Balkan Blogs Scripts

The scripts and raw log data in OpenOffice format

Before running these, you will need the following. I did all my work on Mac OS X, so I can't vouch for other platforms.

prep/prep.sh
This script generates the articles.xml and all-articles.xml files from the OpenOffice spreadsheet containing the data. These two XML files are used by all other scripts to provide data. The difference between them is that articles.xml contains only the data I analyzed; all-articles.xml contains all data, including broken links, excluded samples, etc. The prep directory contains other scripts used by prep.sh, but I won't go into detail on them. They will need to bechanged modify change the format of the spreadsheet (e.g. adding or removing columns).
source.xsc
This is the input log file, an OpenOffice spreadsheet.
lib/article.py
The article class used by some of the scripts
lib/mappings.py
A file describing mappings between recorded measures (e.g. frames B1, M1, M2) and analyzed frames (e.g., M2 collapse to M). It is used by prep.sh, so if you change the mappings be sure to re-run prep.sh.
work
All scripts in the work directory take either an XML file (in the format of articles.xml) or a matrix file (a tab-separated grid of values) as input. Unless noted otherwise, assume it's the former. The file can either be provided on stdin (e.g. through a UNIX pipe) or on the command line. Run a script with no arguments to see how to run it. Scripts expecting a field either take the field name (e.g. "frames") or the field name with a mapping (e.g. "frames@meta", which is the standard mapping I used for analysis).
work/summary.py
This produces a summary of field values. It takes one (optional) argument, which is the field to summarize. There are several types of summary: count, multi, occur, and calc, which perform different calculations or summaries. Most useful are occur, which count occurrences of a particular value, and multi, which count occurrences for fields with multiple values (such as frames).
work/occur.py
This creates a correspondence matrix of the two specified fields.
work/filter.py
This filters the input XML according to certain criteria. Only records matching those at least one criterion are passed through. Typical criteria are "link-type=sample" (include only primary samples), "frames@meta~G" (include only articles with a GOVERNMENT frame), "type!=media" (exclude media articles). This can be inverted to exclude articles by using the -n switch.
work/merge.py
This merges all of the secondary samples for each primary sample to produce a "merged" record. This makes it easy to perform comparisons between a primary article and all its links, for example. The types of secondary sample can be specified with the -l, -c, and -t flags.
work/dyads.py
This is like occur.py, except instead of mapping correspondences within records, it maps them between a primary sample and specified secondary sample types. Some of the calculation types haven't been implemented (mainly because they don't seem to make sense). I recommend using this only with merged data and the -m switch.
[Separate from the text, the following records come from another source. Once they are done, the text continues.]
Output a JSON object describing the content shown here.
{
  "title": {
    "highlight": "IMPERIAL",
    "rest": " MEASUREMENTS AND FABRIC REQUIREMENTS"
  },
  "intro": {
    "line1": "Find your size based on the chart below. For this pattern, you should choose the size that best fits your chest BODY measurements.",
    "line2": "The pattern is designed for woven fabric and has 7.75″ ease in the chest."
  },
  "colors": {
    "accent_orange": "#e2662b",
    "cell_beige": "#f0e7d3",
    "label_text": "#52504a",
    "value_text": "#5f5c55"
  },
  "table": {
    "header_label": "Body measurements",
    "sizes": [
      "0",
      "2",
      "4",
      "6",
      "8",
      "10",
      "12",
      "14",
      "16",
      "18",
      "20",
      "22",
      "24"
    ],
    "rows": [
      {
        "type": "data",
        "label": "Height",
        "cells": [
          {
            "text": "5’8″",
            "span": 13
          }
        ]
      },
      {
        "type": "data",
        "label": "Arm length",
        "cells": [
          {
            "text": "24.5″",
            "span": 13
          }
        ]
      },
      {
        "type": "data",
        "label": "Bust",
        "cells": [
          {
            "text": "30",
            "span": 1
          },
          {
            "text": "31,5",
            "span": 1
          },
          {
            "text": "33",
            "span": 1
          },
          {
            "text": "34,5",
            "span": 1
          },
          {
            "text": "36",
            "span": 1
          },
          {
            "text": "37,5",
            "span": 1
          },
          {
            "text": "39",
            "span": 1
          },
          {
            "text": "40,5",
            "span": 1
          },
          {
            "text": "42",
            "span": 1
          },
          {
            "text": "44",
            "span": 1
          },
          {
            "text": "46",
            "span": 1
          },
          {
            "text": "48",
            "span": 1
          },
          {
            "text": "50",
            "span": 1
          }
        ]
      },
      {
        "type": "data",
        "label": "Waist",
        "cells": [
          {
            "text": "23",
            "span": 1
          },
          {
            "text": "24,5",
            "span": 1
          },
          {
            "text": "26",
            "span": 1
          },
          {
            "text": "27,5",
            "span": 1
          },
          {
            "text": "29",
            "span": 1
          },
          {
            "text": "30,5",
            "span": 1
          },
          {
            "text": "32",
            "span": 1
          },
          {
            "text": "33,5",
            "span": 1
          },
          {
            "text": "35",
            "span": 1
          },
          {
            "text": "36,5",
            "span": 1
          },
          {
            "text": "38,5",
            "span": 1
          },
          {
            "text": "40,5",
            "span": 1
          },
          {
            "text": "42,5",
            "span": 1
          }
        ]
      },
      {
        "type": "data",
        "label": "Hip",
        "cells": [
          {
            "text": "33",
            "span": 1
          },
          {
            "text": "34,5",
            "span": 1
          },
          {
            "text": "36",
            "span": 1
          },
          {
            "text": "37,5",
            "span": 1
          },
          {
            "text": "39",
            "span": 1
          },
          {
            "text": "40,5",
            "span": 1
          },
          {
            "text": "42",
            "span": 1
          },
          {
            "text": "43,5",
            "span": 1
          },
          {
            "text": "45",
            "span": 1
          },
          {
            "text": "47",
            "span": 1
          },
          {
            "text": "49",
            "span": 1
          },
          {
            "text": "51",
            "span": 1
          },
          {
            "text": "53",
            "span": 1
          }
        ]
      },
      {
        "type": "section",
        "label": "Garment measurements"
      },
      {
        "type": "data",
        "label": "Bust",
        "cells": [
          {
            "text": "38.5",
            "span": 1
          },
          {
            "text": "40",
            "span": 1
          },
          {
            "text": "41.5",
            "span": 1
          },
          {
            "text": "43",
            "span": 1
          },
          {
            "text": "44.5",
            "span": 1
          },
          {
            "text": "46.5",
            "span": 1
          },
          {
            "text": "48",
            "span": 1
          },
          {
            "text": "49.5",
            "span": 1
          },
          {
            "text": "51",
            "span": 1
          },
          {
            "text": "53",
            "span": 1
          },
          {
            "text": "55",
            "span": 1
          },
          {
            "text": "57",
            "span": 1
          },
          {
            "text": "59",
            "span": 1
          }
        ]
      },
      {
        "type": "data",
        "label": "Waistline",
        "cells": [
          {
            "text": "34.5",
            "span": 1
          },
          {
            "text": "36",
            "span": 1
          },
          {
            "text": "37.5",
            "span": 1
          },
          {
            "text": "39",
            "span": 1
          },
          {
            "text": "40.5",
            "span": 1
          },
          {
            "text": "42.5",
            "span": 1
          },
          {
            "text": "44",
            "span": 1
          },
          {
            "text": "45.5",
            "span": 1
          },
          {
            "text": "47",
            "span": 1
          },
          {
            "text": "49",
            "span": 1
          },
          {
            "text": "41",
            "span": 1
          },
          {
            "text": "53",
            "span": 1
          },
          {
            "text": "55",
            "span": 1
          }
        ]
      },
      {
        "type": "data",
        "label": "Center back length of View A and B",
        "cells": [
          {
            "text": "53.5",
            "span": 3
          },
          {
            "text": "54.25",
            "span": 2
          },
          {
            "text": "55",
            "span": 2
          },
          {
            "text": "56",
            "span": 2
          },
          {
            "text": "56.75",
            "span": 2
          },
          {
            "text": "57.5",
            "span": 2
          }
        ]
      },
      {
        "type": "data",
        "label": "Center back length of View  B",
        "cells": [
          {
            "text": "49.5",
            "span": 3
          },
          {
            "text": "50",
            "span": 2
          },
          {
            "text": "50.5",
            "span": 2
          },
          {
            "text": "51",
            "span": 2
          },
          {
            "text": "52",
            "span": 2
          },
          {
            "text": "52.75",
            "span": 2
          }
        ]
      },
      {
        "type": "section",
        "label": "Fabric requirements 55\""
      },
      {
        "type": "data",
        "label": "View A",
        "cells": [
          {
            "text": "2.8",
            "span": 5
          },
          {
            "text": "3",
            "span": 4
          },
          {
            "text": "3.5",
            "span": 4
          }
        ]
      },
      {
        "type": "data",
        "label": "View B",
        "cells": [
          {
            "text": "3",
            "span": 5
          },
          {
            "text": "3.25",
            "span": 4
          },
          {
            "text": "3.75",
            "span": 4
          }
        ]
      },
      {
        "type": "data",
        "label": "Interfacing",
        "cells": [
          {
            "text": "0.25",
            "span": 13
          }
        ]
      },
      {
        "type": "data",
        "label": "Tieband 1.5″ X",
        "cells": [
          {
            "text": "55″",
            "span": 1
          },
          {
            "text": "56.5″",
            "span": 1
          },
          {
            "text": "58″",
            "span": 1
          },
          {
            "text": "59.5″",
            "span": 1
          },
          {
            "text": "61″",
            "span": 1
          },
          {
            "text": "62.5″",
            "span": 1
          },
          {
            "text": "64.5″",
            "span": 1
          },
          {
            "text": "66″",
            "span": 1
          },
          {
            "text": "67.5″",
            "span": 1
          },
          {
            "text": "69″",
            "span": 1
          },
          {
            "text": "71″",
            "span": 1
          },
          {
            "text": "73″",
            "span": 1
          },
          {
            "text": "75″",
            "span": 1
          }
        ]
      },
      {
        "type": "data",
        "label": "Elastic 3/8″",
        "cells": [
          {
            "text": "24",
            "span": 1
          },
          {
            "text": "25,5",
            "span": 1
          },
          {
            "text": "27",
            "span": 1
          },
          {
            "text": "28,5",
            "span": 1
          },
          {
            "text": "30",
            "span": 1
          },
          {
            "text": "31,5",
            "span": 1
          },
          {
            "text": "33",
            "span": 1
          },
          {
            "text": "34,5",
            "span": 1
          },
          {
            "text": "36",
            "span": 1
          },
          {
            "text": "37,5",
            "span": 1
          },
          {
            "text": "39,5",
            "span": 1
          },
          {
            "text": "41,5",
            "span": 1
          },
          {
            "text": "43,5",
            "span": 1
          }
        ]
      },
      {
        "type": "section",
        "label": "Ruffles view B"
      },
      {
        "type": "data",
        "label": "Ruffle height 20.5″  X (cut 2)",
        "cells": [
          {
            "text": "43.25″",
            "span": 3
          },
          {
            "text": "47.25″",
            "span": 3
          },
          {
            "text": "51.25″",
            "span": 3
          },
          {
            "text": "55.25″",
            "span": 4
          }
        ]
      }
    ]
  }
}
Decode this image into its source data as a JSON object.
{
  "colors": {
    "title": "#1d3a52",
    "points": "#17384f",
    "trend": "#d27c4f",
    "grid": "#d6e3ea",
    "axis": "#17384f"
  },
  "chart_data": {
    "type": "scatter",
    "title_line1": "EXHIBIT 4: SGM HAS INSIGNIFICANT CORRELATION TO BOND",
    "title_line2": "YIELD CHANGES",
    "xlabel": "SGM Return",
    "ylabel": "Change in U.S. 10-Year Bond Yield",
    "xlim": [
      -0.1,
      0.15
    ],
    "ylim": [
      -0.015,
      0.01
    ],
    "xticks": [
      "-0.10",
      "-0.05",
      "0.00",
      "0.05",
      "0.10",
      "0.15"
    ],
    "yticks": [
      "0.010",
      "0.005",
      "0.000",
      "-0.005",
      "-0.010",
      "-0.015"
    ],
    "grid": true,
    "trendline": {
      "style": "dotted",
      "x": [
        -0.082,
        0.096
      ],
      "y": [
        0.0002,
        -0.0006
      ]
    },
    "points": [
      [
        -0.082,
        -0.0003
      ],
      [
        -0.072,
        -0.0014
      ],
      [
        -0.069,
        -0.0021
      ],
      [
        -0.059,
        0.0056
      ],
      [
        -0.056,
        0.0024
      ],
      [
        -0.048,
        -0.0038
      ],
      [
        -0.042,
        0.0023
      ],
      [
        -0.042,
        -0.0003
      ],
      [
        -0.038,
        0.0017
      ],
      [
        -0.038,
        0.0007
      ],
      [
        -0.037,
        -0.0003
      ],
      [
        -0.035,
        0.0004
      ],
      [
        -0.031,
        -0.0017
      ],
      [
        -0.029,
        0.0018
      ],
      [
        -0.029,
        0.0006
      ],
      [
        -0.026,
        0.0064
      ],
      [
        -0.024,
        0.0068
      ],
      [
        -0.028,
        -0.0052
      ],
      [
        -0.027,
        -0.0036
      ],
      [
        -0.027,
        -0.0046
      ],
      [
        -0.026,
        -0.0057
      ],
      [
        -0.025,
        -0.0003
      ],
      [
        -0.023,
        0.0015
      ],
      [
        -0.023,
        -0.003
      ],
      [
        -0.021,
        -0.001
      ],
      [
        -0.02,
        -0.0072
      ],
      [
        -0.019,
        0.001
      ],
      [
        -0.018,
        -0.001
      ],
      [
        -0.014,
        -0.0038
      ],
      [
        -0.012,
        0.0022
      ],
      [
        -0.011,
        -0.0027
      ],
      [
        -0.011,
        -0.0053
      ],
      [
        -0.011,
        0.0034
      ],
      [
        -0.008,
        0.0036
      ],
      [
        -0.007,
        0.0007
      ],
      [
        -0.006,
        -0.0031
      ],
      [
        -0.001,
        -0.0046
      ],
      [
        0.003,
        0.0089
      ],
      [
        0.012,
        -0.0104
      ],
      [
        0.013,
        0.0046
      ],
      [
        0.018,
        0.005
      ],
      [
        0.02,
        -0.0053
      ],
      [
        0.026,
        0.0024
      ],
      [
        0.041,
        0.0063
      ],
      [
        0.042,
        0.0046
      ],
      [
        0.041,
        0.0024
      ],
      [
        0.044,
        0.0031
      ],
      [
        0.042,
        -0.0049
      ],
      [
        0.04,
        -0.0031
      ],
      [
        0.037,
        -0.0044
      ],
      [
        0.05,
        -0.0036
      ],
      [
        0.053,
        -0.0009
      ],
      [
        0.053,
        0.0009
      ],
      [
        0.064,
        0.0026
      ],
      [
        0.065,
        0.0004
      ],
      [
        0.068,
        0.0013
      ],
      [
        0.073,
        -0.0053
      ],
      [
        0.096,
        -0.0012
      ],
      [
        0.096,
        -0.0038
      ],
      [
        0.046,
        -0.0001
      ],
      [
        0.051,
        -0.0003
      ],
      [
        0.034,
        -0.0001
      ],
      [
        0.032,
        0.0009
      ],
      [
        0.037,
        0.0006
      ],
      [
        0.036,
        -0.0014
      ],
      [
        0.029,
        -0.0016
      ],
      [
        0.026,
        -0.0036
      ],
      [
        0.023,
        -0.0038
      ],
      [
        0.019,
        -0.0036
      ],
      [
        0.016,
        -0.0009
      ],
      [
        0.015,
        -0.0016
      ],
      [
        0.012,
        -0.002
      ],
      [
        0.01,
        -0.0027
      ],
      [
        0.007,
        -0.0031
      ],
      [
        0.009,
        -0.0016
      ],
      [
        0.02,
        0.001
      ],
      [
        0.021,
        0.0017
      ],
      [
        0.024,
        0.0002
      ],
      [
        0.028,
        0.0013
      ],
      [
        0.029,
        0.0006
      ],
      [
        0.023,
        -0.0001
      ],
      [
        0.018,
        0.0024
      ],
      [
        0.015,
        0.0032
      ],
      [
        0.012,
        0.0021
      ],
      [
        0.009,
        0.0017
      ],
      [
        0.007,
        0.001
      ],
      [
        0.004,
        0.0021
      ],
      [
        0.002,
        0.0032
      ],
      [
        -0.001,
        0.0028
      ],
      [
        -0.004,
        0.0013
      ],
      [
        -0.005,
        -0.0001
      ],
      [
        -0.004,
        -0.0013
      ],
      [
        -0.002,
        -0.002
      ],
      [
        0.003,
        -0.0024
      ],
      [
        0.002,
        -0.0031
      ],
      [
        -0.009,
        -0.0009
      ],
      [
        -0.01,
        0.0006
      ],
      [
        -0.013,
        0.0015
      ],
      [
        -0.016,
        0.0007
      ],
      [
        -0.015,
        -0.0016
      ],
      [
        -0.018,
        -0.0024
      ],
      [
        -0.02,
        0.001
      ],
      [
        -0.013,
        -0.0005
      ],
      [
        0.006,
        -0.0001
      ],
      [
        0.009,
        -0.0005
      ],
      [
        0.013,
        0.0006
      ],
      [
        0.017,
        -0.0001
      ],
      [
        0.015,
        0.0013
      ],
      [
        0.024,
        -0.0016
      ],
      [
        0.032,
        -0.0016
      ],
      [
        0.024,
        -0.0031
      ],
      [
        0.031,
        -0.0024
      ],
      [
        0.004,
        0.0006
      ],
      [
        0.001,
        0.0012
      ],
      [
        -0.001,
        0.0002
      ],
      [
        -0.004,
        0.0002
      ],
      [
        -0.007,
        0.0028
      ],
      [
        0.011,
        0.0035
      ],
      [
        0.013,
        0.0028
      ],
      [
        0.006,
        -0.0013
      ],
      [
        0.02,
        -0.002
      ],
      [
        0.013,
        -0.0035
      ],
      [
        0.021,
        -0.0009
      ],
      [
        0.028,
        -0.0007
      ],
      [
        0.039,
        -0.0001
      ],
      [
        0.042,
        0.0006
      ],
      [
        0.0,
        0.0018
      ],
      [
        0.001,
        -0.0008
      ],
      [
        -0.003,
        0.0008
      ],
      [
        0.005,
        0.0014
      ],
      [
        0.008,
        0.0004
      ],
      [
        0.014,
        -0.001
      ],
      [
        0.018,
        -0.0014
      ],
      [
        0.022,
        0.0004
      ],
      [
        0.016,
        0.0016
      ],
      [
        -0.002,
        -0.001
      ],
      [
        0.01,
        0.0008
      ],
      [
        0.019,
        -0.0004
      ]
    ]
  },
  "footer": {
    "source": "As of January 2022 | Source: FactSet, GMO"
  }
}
The result is a tab-separated matrix.
work/graph.py
This can take the result of summary.py (using occur or multi) and generate and HTML bar graph. Great for presentations.
work/overlap.py
This is used to determine extra frames. It accepts a field, then generates new fields based on that field by comparing the values in the primary sample record with associated secondary sample records. For example, given frames@meta, it will generate frames-extra@meta, frames-overlap@meta, etc. These can then be analyzed using the other scripts. If you use it for something other than frames, you will have to modify lib/mappings.py in order to tell the scripts what type of the new field is.
freq.py
This turns a matrix of occurences into a matrix of percentages. It can also calculate totals etc.
hmtl.py
This converts an input matrix into a more attractive HTML page for viewing.
articles.xsl
This converts an articles XML file into an HTML page for viewing.

Some of the scripts are obsolete and I've forgotten what they do.